En 1969 había sentenciado que "la edad de la vieja lucha contra la Naturaleza para vencer a la pobreza está ya acercándose a su final. Ha sido una dura lucha, ganada gracias al indomable espíritu del hombre y a las cerradas filas de los caballeros de la ciencia y la tecnología. Pero debido a la acelerante cinética del progreso, el estado de plenitudeconómica llegó tan bruscamente que la naturaleza humana no tuvo tiempo para hacer los necesarios ajustes".

Ociosos y superfluos
Aquellas "certezas" de hace tres décadas se han esfumado. Se diría que la plenitud económica ha llegado, pero no para acabar con la pobreza, sino todo lo contrario. En cuanto a los ajustes, no fueron precisamente psicológicos.
La aceleración del progreso tecnológico ha permitido generar riqueza a un ritmo inédito, y a las megafusiones pronto sucederán las gigafusiones. El único límite del crecimiento parece ponérselo el deterioro ambiental.
Tenemos crecimiento con menor calidad de vida, mayor producción con menos empleo, abundancia de lo superfluo y carencia de lo básico. La reducción progresiva del tiempo de trabajo, que era previsible desde hace un siglo se ha postergado. En lugar de los prósperos hippies de Stent, hay sobreempleados que mueren de karoshi y multitudes que vegetan en la inacción.
El fin tan pregonado parece haber sido el del progreso social. No es que un nuevo paradigma cultural nos haya hecho redescubrir el secreto encanto de la esclavitud o el placer de ser discriminado. El cambio ha consistido en convencernos de que no hay alternativa.

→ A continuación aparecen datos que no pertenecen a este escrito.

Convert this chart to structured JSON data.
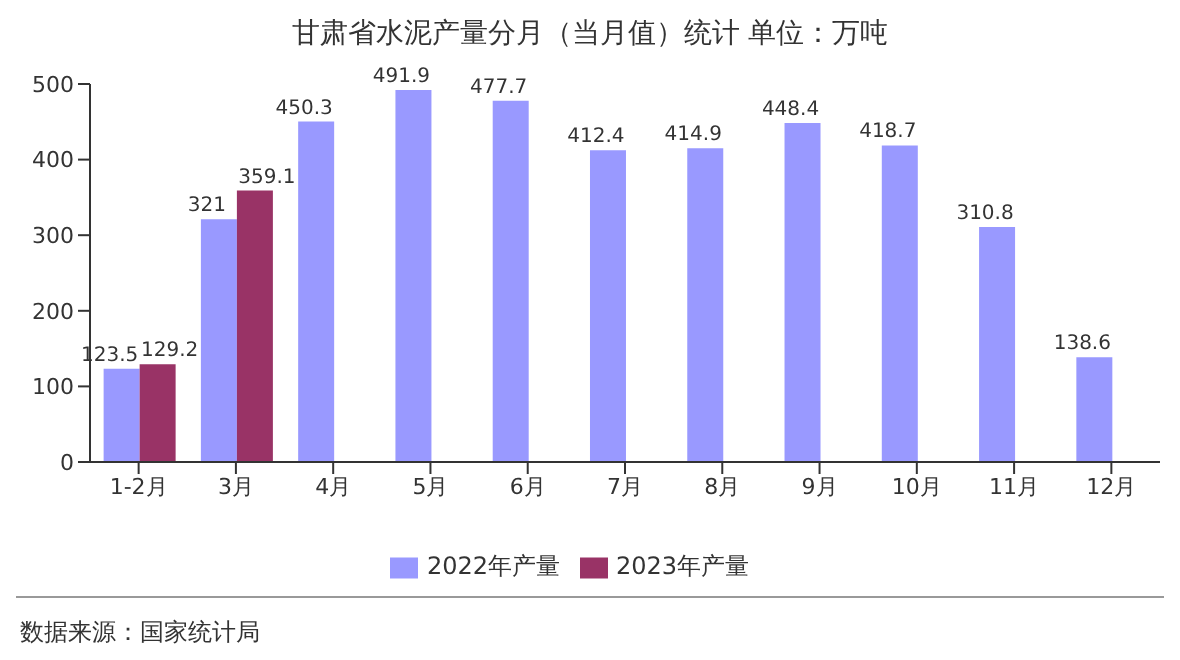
{
  "chart_data": {
    "type": "bar",
    "title": "甘肃省水泥产量分月（当月值）统计  单位：万吨",
    "categories": [
      "1-2月",
      "3月",
      "4月",
      "5月",
      "6月",
      "7月",
      "8月",
      "9月",
      "10月",
      "11月",
      "12月"
    ],
    "series": [
      {
        "name": "2022年产量",
        "color": "#9999ff",
        "values": [
          123.5,
          321,
          450.3,
          491.9,
          477.7,
          412.4,
          414.9,
          448.4,
          418.7,
          310.8,
          138.6
        ]
      },
      {
        "name": "2023年产量",
        "color": "#993366",
        "values": [
          129.2,
          359.1,
          null,
          null,
          null,
          null,
          null,
          null,
          null,
          null,
          null
        ]
      }
    ],
    "ylim": [
      0,
      500
    ],
    "yticks": [
      0,
      100,
      200,
      300,
      400,
      500
    ],
    "grid": false,
    "legend": "bottom",
    "data_labels": true,
    "annotations": [
      "数据来源：国家统计局"
    ]
  }
}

Si pudiésemos interpelar hoy a Rousseau quizá le diríamos que lo que ha contribuido a corromper las costumbres no ha sido el progreso de las ciencias –que en definitiva permite hacer algo más que repartir miseria– sino la renuncia a la idea del progreso social.
Los problemas de este mundo siguen siendo políticos, dicho en el sentido más noble. Y la política debe ser la ciencia que está más lejos de la madurez.